De Witte Bergen, kers op de taart
Nog zo’n oude zandwinningsput uit de jaren 1970 ligt in het gebied dat gekend is als De Witte Bergen omdat er een berg mooi wit zand achtergebleven is na de ontginning. De eigenaars hebben sedert begin jaren 2000 de put gedeeltelijk mogen opvullen met grond, maar dat moest gebeuren op basis van een natuurinrichtingsvisie die via een participatietraject met de omwonenden was uitgewerkt door de gemeente.
Nu de werken zijn afgerond zijn de Witte Bergen een echt ‘pièce de résistance’ geworden. Al vanuit de Polderstraat zie je op het einde, aan de splitsing met de Korte Dweersstraat-Koornaarstraat-Zandstraat een enorme vlakte waaruit een gigantische witte heuvel oprijst. De afdeklaag van die heuvel bestaat uit het wit zand dat ter plaatse werd ontgonnen, en refereert zowel naar de ontginning als naar de oude landduinen in deze streek. De heuvel gaat geleidelijk over in een golvende waterpartij en zo lijkt het wel een strandje aan het water.
Oeverzwaluwen
Voor dit gebied met een oppervlakte van ruim 5,5 hectare heeft het gemeentebestuur een overeenkomst afgesloten met de huidige eigenaar voor de overname. De gemeente kijkt er nieuwsgierig naar uit hoe de natuur zich hier gaat ontwikkelen en bekijkt nu hoe het gebied best beheerd gaat worden, want het heeft vele mogelijkheden. Zo is één van de wanden van de heuvel steil aangelegd zodat de oeverzwaluwen, waarvan hier vroeger een kolonie huisde, terug een ideale woonplaats kunnen krijgen. De zachthellende oevers zijn dan weer geschikt voor amfibieën zoals de zeldzame rugstreeppad, die al in de omgeving is waargenomen.
Oehoe
Deze variatie in het landschap middenin de bossen- zal gegarandeerd zorgen voor een grote diversiteit aan levensvormen. Het is boeiend om te zien hoe alles als in een netwerk met elkaar verbonden is. Elk dier, elke plant, elke levensvorm heeft een plaats en nut in dit gebied, waar beetje bij beetje nieuw leven begint te ontstaan. Deze open plek tussen de bossen biedt ook aan roofvogels zoals havik, sperwer of buizerd de mogelijkheid om op thermiek al rondjes draaiend steeds hoger en hoger te zweven, tot ze een prooi hebben gezien waar ze op af kunnen duiken. En zelfs de zeldzame oehoe, de grootste Europese uil, heeft in de omgeving al gebroed. Die voelt zich hier dus ook al goed thuis…

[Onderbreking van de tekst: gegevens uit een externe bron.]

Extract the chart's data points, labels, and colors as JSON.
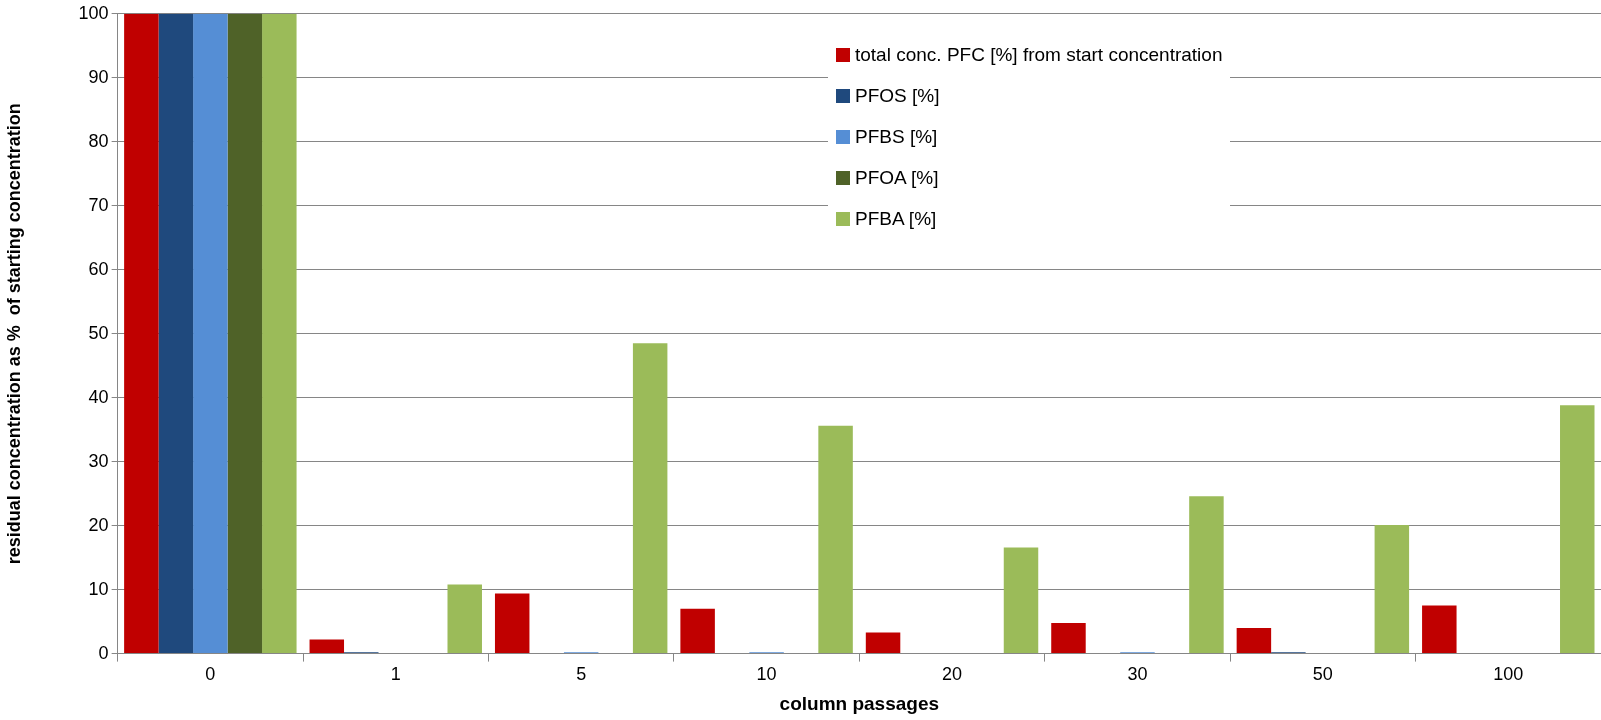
{
  "chart_data": {
    "type": "bar",
    "xlabel": "column passages",
    "ylabel": "residual concentration as %  of starting concentration",
    "categories": [
      "0",
      "1",
      "5",
      "10",
      "20",
      "30",
      "50",
      "100"
    ],
    "series": [
      {
        "name": "total conc. PFC [%] from start concentration",
        "color": "#c00000",
        "values": [
          100,
          2.2,
          9.4,
          7.0,
          3.3,
          4.8,
          4.0,
          7.5
        ]
      },
      {
        "name": "PFOS [%]",
        "color": "#1f497d",
        "values": [
          100,
          0.2,
          0,
          0,
          0,
          0,
          0.2,
          0
        ]
      },
      {
        "name": "PFBS [%]",
        "color": "#558ed5",
        "values": [
          100,
          0,
          0.2,
          0.2,
          0,
          0.2,
          0,
          0
        ]
      },
      {
        "name": "PFOA [%]",
        "color": "#4f6228",
        "values": [
          100,
          0,
          0,
          0,
          0,
          0,
          0,
          0
        ]
      },
      {
        "name": "PFBA [%]",
        "color": "#9bbb59",
        "values": [
          100,
          10.8,
          48.5,
          35.6,
          16.6,
          24.6,
          20.1,
          38.8
        ]
      }
    ],
    "ylim": [
      0,
      100
    ],
    "yticks": [
      0,
      10,
      20,
      30,
      40,
      50,
      60,
      70,
      80,
      90,
      100
    ],
    "grid": "y",
    "legend": "top right"
  }
}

De Witte Bergen zijn vrij toegankelijk voor wandelaars die even willen genieten van de prachtige uitzichten vanop de heuvel, van de grote vlakte of het zicht op het water. Zwemmen blijft echter verboden hier, evenals alle vormen van actieve recreatie zoals mountainbike of cross.
Trek je wandelschoenen dus maar aan om deze drie pareltjes te ontdekken!